Why not pulp
Some years ago a friend asked me why I didn’t like pulp — why, in fact, I pretty much loathed it.
It gets stuck in your teeth, and makes the orange juice too thick, I replied. Admittedly, I can now confess my sense of humor still needed work at that time. What can I say… I was younger then.
Haha, very funny; you know I mean pulp fiction, my friend said. Why do you despise the genre so?
At the time I simply said it was because there were no good action roles for women, and the fortuitous events which occurred to the protagonist went well beyond coincidence, instead being more a cruel destruction of one’s suspension of disbelief. As an example of this stupidity (which, alas, was not unique), in the book I’d just read the protagonist just happened to arrive at the unpassable mountain pass on the one single day per year that it was even remotely passable. Further, upon learning that special suits would still be required to forge through the pass, the protagonist was delighted to discover just enough suits waiting there for he and his small group of companions — and look! What a coincidence — they all fit perfectly too!
Okay, my friend said, that does push the boundaries a bit. But was there anything else that was bothering me about pulp fiction?

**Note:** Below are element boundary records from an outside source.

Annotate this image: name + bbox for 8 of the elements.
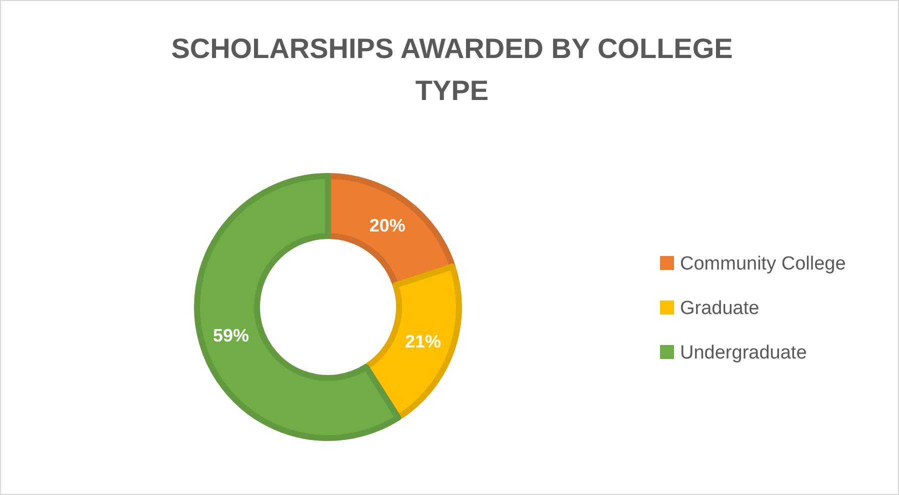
legend-label: Undergraduate	[680, 342, 807, 364]
donut-slice	[363, 264, 462, 421]
legend-label: Graduate	[680, 298, 760, 320]
data-label: 59%	[212, 325, 250, 346]
legend-label: Community College	[680, 254, 846, 275]
data-label: 21%	[405, 332, 442, 352]
chart-title: SCHOLARSHIPS AWARDED BY COLLEGE TYPE	[171, 33, 733, 106]
data-label: 20%	[369, 216, 406, 236]
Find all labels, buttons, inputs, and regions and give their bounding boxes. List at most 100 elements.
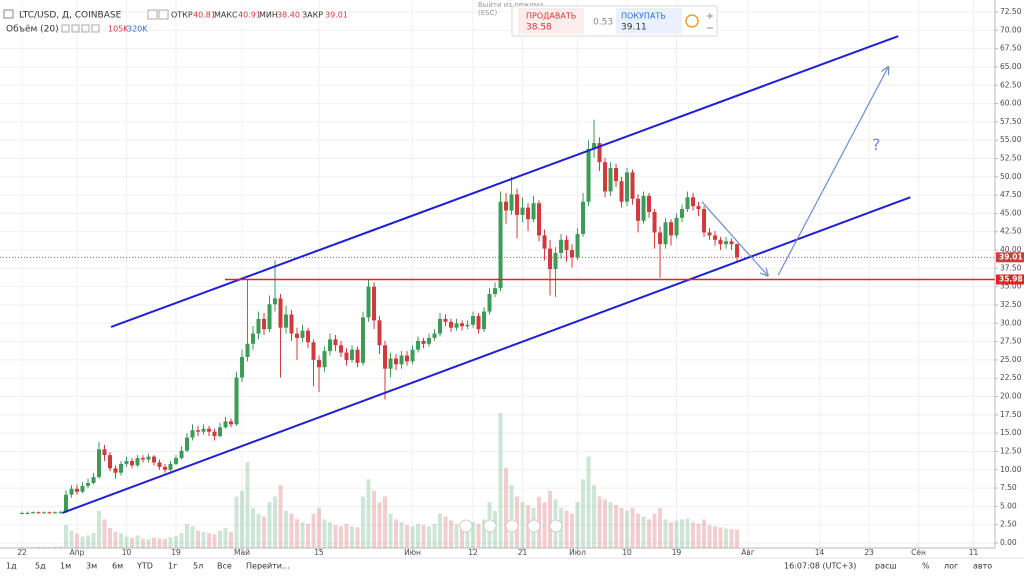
candle-body — [42, 512, 47, 514]
volume-bar — [223, 527, 228, 548]
candle-body — [317, 359, 322, 368]
legend-icon[interactable] — [158, 9, 169, 20]
candle-body — [251, 333, 256, 344]
volume-bar — [207, 533, 212, 548]
volume-bar — [399, 522, 404, 548]
trend-line — [61, 196, 911, 514]
candles — [0, 119, 995, 514]
candle-body — [284, 314, 289, 328]
candle-body — [163, 466, 168, 470]
x-tick-label: 10 — [622, 548, 632, 557]
candle-body — [449, 321, 454, 328]
symbol: LTC/USD, Д, COINBASE — [19, 11, 122, 21]
y-tick-label: 32.50 — [1000, 300, 1022, 309]
legend-icon[interactable] — [71, 24, 80, 33]
range-button[interactable]: 3м — [86, 562, 97, 571]
volume-bar — [179, 533, 184, 548]
x-tick-label: Июн — [404, 548, 421, 557]
range-button[interactable]: 1г — [168, 562, 177, 571]
info-icon[interactable] — [685, 14, 699, 28]
legend-icon[interactable] — [147, 9, 158, 20]
sell-button[interactable] — [518, 8, 584, 34]
x-tick-label: 21 — [518, 548, 528, 557]
y-tick-label: 47.50 — [1000, 190, 1022, 199]
nav-button[interactable] — [527, 519, 541, 533]
volume-bar — [498, 413, 503, 548]
y-tick-label: 0.00 — [1000, 538, 1017, 547]
candle-body — [295, 333, 300, 338]
nav-button[interactable] — [505, 519, 519, 533]
candle-body — [641, 195, 646, 221]
nav-button[interactable] — [483, 519, 497, 533]
volume-bar — [168, 537, 173, 548]
range-button[interactable]: YTD — [136, 562, 153, 571]
volume-bar — [328, 522, 333, 548]
volume-bar — [58, 546, 63, 548]
candle-body — [531, 203, 536, 220]
nav-button[interactable] — [459, 519, 473, 533]
range-button[interactable]: 6м — [112, 562, 123, 571]
candle-body — [421, 340, 426, 344]
buy-button[interactable] — [616, 8, 682, 34]
range-button[interactable]: 1д — [6, 562, 17, 571]
volume-bar — [273, 496, 278, 548]
candle-body — [113, 468, 118, 473]
candle-body — [256, 318, 261, 334]
volume-pane — [20, 413, 740, 548]
candle-body — [207, 428, 212, 432]
y-tick-label: 57.50 — [1000, 117, 1022, 126]
y-tick-label: 2.50 — [1000, 520, 1017, 529]
option-button[interactable]: авто — [973, 562, 992, 571]
candle-body — [262, 318, 267, 330]
volume-bar — [509, 485, 514, 548]
legend-icon[interactable] — [81, 24, 90, 33]
candle-body — [75, 488, 80, 492]
volume-bar — [674, 520, 679, 548]
volume-bar — [377, 502, 382, 548]
candle-body — [713, 235, 718, 240]
candle-body — [427, 337, 432, 344]
candle-body — [366, 286, 371, 318]
volume-bar — [311, 513, 316, 548]
volume-bar — [443, 516, 448, 548]
candle-body — [597, 143, 602, 163]
volume-bar — [707, 525, 712, 548]
range-button[interactable]: Все — [217, 562, 232, 571]
y-tick-label: 50.00 — [1000, 172, 1022, 181]
volume-bar — [317, 507, 322, 548]
y-tick-label: 20.00 — [1000, 392, 1022, 401]
legend-icon[interactable] — [91, 24, 100, 33]
candle-body — [372, 286, 377, 321]
candle-body — [553, 252, 558, 270]
volume-bar — [416, 523, 421, 548]
volume-bar — [234, 496, 239, 548]
volume-bar — [614, 505, 619, 548]
candle-body — [493, 288, 498, 294]
range-button[interactable]: 1м — [60, 562, 71, 571]
y-tick-label: 65.00 — [1000, 62, 1022, 71]
nav-button[interactable] — [549, 519, 563, 533]
option-button[interactable]: лог — [944, 562, 958, 571]
volume-bar — [306, 523, 311, 548]
range-button[interactable]: 5д — [35, 562, 46, 571]
option-button[interactable]: расш — [875, 562, 897, 571]
candle-body — [31, 512, 36, 514]
legend-icon[interactable] — [61, 24, 70, 33]
volume-bar — [658, 507, 663, 548]
ohlc-label: ЗАКР — [302, 11, 323, 20]
candle-body — [196, 430, 201, 432]
range-button[interactable]: Перейти... — [246, 562, 290, 571]
range-button[interactable]: 5л — [193, 562, 203, 571]
option-button[interactable]: % — [922, 562, 930, 571]
ohlc-value: 39.01 — [325, 11, 348, 20]
volume-bar — [240, 490, 245, 548]
volume-bar — [702, 519, 707, 548]
candle-body — [669, 222, 674, 236]
candle-body — [361, 317, 366, 363]
quantity-controls[interactable] — [707, 13, 713, 29]
volume-bar — [218, 530, 223, 548]
volume-bar — [691, 522, 696, 548]
volume-bar — [108, 527, 113, 548]
candle-body — [223, 421, 228, 428]
candle-body — [377, 320, 382, 346]
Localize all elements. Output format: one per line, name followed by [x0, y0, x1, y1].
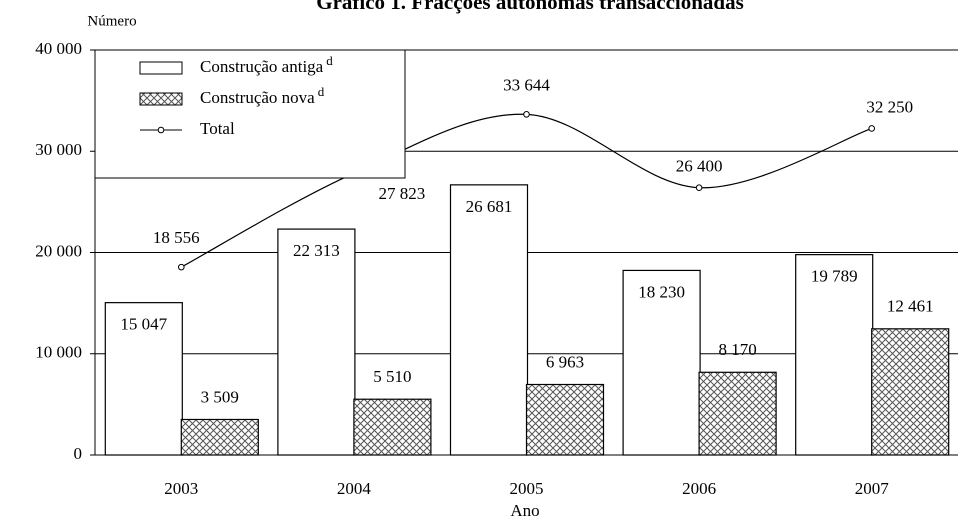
- legend-label: Total: [200, 119, 235, 138]
- legend-name: Total: [200, 119, 235, 138]
- bar: [353, 398, 432, 456]
- value-label: 3 509: [201, 387, 239, 406]
- line-marker: [178, 263, 185, 271]
- value-label: 5 510: [373, 367, 411, 386]
- y-tick-label: 0: [74, 444, 83, 463]
- legend-swatch-marker: [157, 126, 165, 134]
- chart-title: Gráfico 1. Fracções autónomas transaccio…: [316, 0, 744, 14]
- bar: [871, 328, 950, 456]
- y-tick-label: 40 000: [35, 39, 82, 58]
- x-tick-label: 2003: [164, 479, 198, 498]
- y-tick-label: 10 000: [35, 343, 82, 362]
- value-label: 18 230: [638, 282, 685, 301]
- value-label: 18 556: [153, 228, 200, 247]
- bar: [698, 371, 777, 456]
- legend-name: Construção nova: [200, 88, 315, 107]
- bar: [449, 184, 529, 456]
- x-tick-label: 2007: [855, 479, 890, 498]
- x-tick-label: 2006: [682, 479, 716, 498]
- bar: [180, 418, 259, 456]
- y-tick-label: 30 000: [35, 140, 82, 159]
- value-label: 12 461: [887, 297, 934, 316]
- value-label: 6 963: [546, 352, 584, 371]
- x-axis-label: Ano: [510, 501, 539, 520]
- legend-swatch: [139, 92, 183, 106]
- legend-name: Construção antiga: [200, 57, 324, 76]
- legend-label: Construção nova d: [200, 84, 325, 107]
- legend-superscript: d: [326, 53, 333, 68]
- legend-label: Construção antiga d: [200, 53, 333, 76]
- legend-superscript: d: [318, 84, 325, 99]
- value-label: 27 823: [379, 184, 426, 203]
- bar: [525, 383, 605, 456]
- bar: [277, 228, 356, 456]
- legend-swatch: [139, 61, 183, 75]
- line-marker: [695, 184, 703, 191]
- value-label: 32 250: [866, 97, 913, 116]
- bar: [104, 302, 183, 456]
- value-label: 19 789: [811, 267, 858, 286]
- value-label: 8 170: [718, 340, 756, 359]
- line-marker: [868, 125, 876, 132]
- x-tick-label: 2005: [510, 479, 544, 498]
- value-label: 22 313: [293, 241, 340, 260]
- value-label: 26 681: [466, 197, 513, 216]
- value-label: 26 400: [676, 157, 723, 176]
- y-axis-label: Número: [87, 13, 136, 29]
- y-tick-label: 20 000: [35, 241, 82, 260]
- x-tick-label: 2004: [337, 479, 372, 498]
- value-label: 33 644: [503, 75, 550, 94]
- value-label: 15 047: [120, 315, 167, 334]
- line-marker: [523, 111, 530, 118]
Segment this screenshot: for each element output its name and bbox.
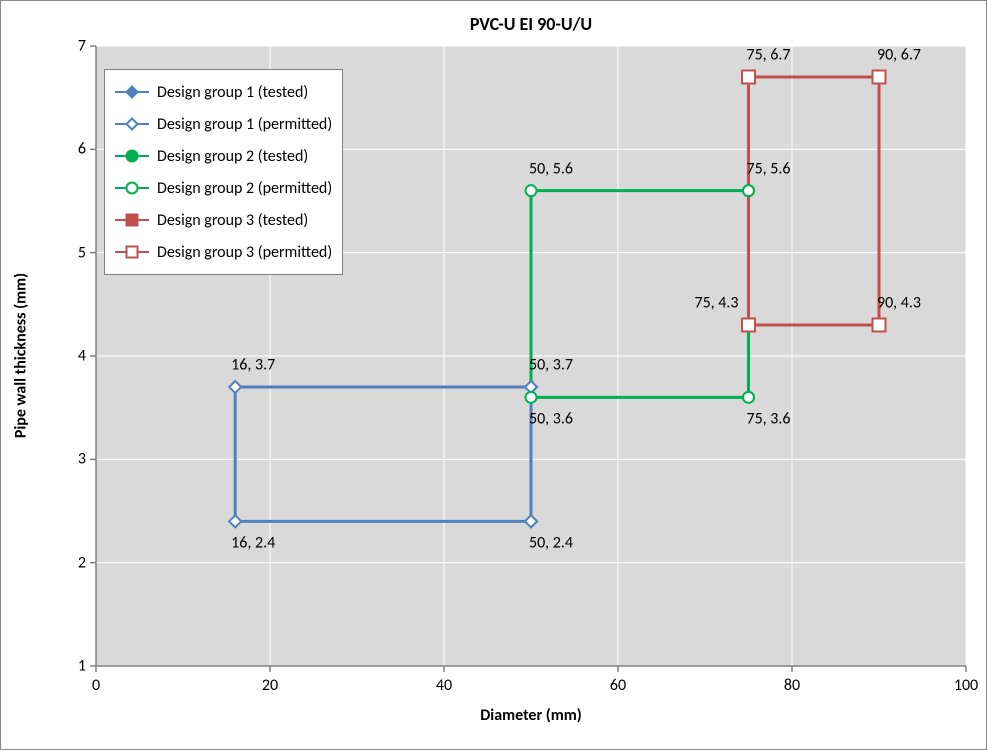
x-tick-label: 20 — [262, 676, 278, 695]
square-icon — [124, 244, 140, 260]
legend-label: Design group 1 (tested) — [157, 83, 308, 102]
x-tick-label: 40 — [436, 676, 452, 695]
x-tick-label: 100 — [954, 676, 978, 695]
y-axis-title: Pipe wall thickness (mm) — [12, 46, 31, 666]
x-tick-label: 80 — [784, 676, 800, 695]
legend-label: Design group 3 (permitted) — [157, 243, 332, 262]
data-label: 50, 2.4 — [529, 534, 573, 553]
x-tick-label: 60 — [610, 676, 626, 695]
data-label: 75, 3.6 — [746, 410, 790, 429]
data-label: 75, 4.3 — [694, 294, 738, 313]
y-tick-label: 2 — [78, 553, 86, 572]
data-label: 90, 4.3 — [877, 294, 921, 313]
data-label: 90, 6.7 — [877, 46, 921, 65]
y-tick-label: 3 — [78, 450, 86, 469]
legend-label: Design group 2 (permitted) — [157, 179, 332, 198]
y-tick-label: 5 — [78, 243, 86, 262]
legend-label: Design group 1 (permitted) — [157, 115, 332, 134]
diamond-icon — [124, 116, 140, 132]
legend: Design group 1 (tested) Design group 1 (p… — [104, 69, 343, 275]
legend-item: Design group 3 (tested) — [115, 204, 332, 236]
y-tick-label: 1 — [78, 657, 86, 676]
data-label: 50, 5.6 — [529, 159, 573, 178]
legend-item: Design group 1 (tested) — [115, 76, 332, 108]
data-label: 50, 3.6 — [529, 410, 573, 429]
legend-swatch — [115, 114, 149, 134]
circle-icon — [124, 148, 140, 164]
legend-item: Design group 1 (permitted) — [115, 108, 332, 140]
circle-icon — [124, 180, 140, 196]
legend-label: Design group 2 (tested) — [157, 147, 308, 166]
legend-item: Design group 3 (permitted) — [115, 236, 332, 268]
data-label: 50, 3.7 — [529, 356, 573, 375]
legend-swatch — [115, 242, 149, 262]
x-axis-title: Diameter (mm) — [96, 706, 966, 725]
y-tick-label: 6 — [78, 140, 86, 159]
square-icon — [124, 212, 140, 228]
chart-container: PVC-U EI 90-U/U Pipe wall thickness (mm)… — [0, 0, 987, 750]
data-label: 16, 2.4 — [231, 534, 275, 553]
legend-item: Design group 2 (permitted) — [115, 172, 332, 204]
legend-item: Design group 2 (tested) — [115, 140, 332, 172]
x-tick-label: 0 — [92, 676, 100, 695]
data-label: 75, 5.6 — [746, 159, 790, 178]
legend-swatch — [115, 146, 149, 166]
data-label: 75, 6.7 — [746, 46, 790, 65]
legend-swatch — [115, 178, 149, 198]
legend-swatch — [115, 82, 149, 102]
data-label: 16, 3.7 — [231, 356, 275, 375]
legend-label: Design group 3 (tested) — [157, 211, 308, 230]
y-tick-label: 4 — [78, 347, 86, 366]
y-tick-label: 7 — [78, 37, 86, 56]
diamond-icon — [124, 84, 140, 100]
legend-swatch — [115, 210, 149, 230]
chart-title: PVC-U EI 90-U/U — [96, 13, 966, 35]
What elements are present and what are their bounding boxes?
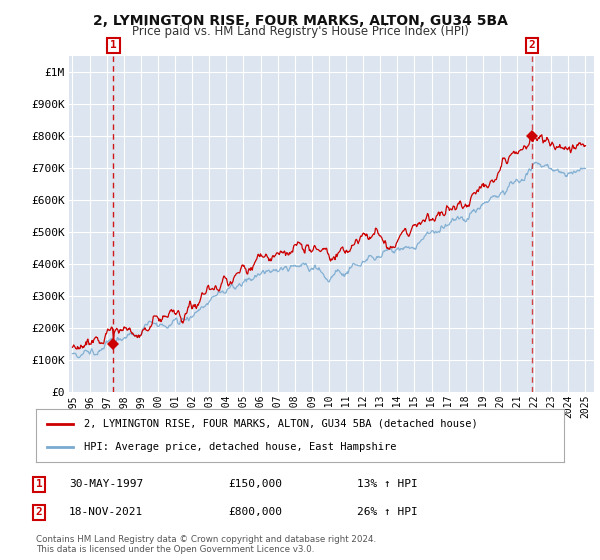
Text: Price paid vs. HM Land Registry's House Price Index (HPI): Price paid vs. HM Land Registry's House … bbox=[131, 25, 469, 38]
Text: 26% ↑ HPI: 26% ↑ HPI bbox=[357, 507, 418, 517]
Text: 2, LYMINGTON RISE, FOUR MARKS, ALTON, GU34 5BA (detached house): 2, LYMINGTON RISE, FOUR MARKS, ALTON, GU… bbox=[83, 419, 477, 429]
Text: 18-NOV-2021: 18-NOV-2021 bbox=[69, 507, 143, 517]
Text: £150,000: £150,000 bbox=[228, 479, 282, 489]
Text: Contains HM Land Registry data © Crown copyright and database right 2024.
This d: Contains HM Land Registry data © Crown c… bbox=[36, 535, 376, 554]
Text: 30-MAY-1997: 30-MAY-1997 bbox=[69, 479, 143, 489]
Text: 2: 2 bbox=[529, 40, 535, 50]
Text: 1: 1 bbox=[110, 40, 117, 50]
Text: 13% ↑ HPI: 13% ↑ HPI bbox=[357, 479, 418, 489]
Text: 1: 1 bbox=[35, 479, 43, 489]
Text: 2: 2 bbox=[35, 507, 43, 517]
Text: 2, LYMINGTON RISE, FOUR MARKS, ALTON, GU34 5BA: 2, LYMINGTON RISE, FOUR MARKS, ALTON, GU… bbox=[92, 14, 508, 28]
Text: HPI: Average price, detached house, East Hampshire: HPI: Average price, detached house, East… bbox=[83, 442, 396, 452]
Text: £800,000: £800,000 bbox=[228, 507, 282, 517]
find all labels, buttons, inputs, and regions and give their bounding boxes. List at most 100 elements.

Yes, I replied, but I can’t quite put my finger on it. We shelved the conversation for the moment, years passed, we lost track of each other… and I didn’t think about it at all until the movie John Carter of Mars came out. I went to watch it (somewhat under duress) to see if I still felt the same about the pulp genre. I found I did — it still gave me that unpleasantly squidgy feeling inside, though I still hadn’t been able to put my finger on why precisely.
Just the other day, however, it hit me: I find pulp fiction dull and tediously predictable because it is nothing more than a White man’s self-aggrandizing daydream — at everyone else’s expense.
Thinking about it, and to be fair, I have not read an exceedingly large amount of pulp fiction. I am therefore basing this conclusion on what I have read: all the John Carter of Mars stories (which I almost immediately regretted wasting my time on), most of Robert E. Howard’s oeuvre, some of Edgar Rice Burroughs’ Tarzan series, most of H. Rider Haggard’s short stories, and some of the Doc Savage and The Shadow stories. I think I read a few Westerns that would qualify as pulp as well, though I’m not sure they’re truly part of the genre.
So that’s my bona fides. Now an explanation of why I feel this way:
As I said earlier, I intensely dislike pulp fiction as a genre because it is a White man’s self-aggrandizing daydream — at everyone else’s expense. The protagonist — I can’t bring myself to call him the “hero” — is invariably a square-jawed, two-fisted White man. Everyone else is there to look up to him in awe, to loyally serve him well past the boundaries of good sense, to stroke his ego without demands, to fall dramatically before him due to being an Evil foil to his clean-cut Western self-righteousness.
No, really: anyone Asian is an “inscrutable Oriental menace” to be defeated by the superiority of that previously mentioned clean-cut Western self-righteousness. Blacks get to be either loyal but comedic sidekicks, or primitive savages to again be defeated by Western blah blah blah. American Indians don’t even get to be comedic sidekicks — they’re all just more of the primitive savage typecasting — cardboard villains the protagonist can mow down without remorse or reflection.
That’s the non-White men — women get the shaft in other ways. White women can be either the love interest — often killed for tragic effect — or vile temptresses. Asian women only get to be dangerous dragon ladies or subservient and nameless servants. Even worse, unless Black or American Indian women are “princesses,” they’re completely erased! Further, princesses are there solely to fulfill Ariadne’s role: fall in love with the leader of the enemy of her people, turn her back on everything she’s ever known in order to aid him in escaping — and then, Theseus-like, he’ll dump her and successfully flee.
Yes, I know there are individual cases which can be dug up to disprove one or another of these assertions, but the problem is that the general pattern holds true for the genre. Pulp is a very simple, limited writing style, to the point that once you know the pattern you can invariably predict the ending — and for me, at least, that way lies stultifying boredom.
Frankly, I’m really glad the pulp genre fell by the literary wayside. Give me stories with well-rounded people in complex situations any day.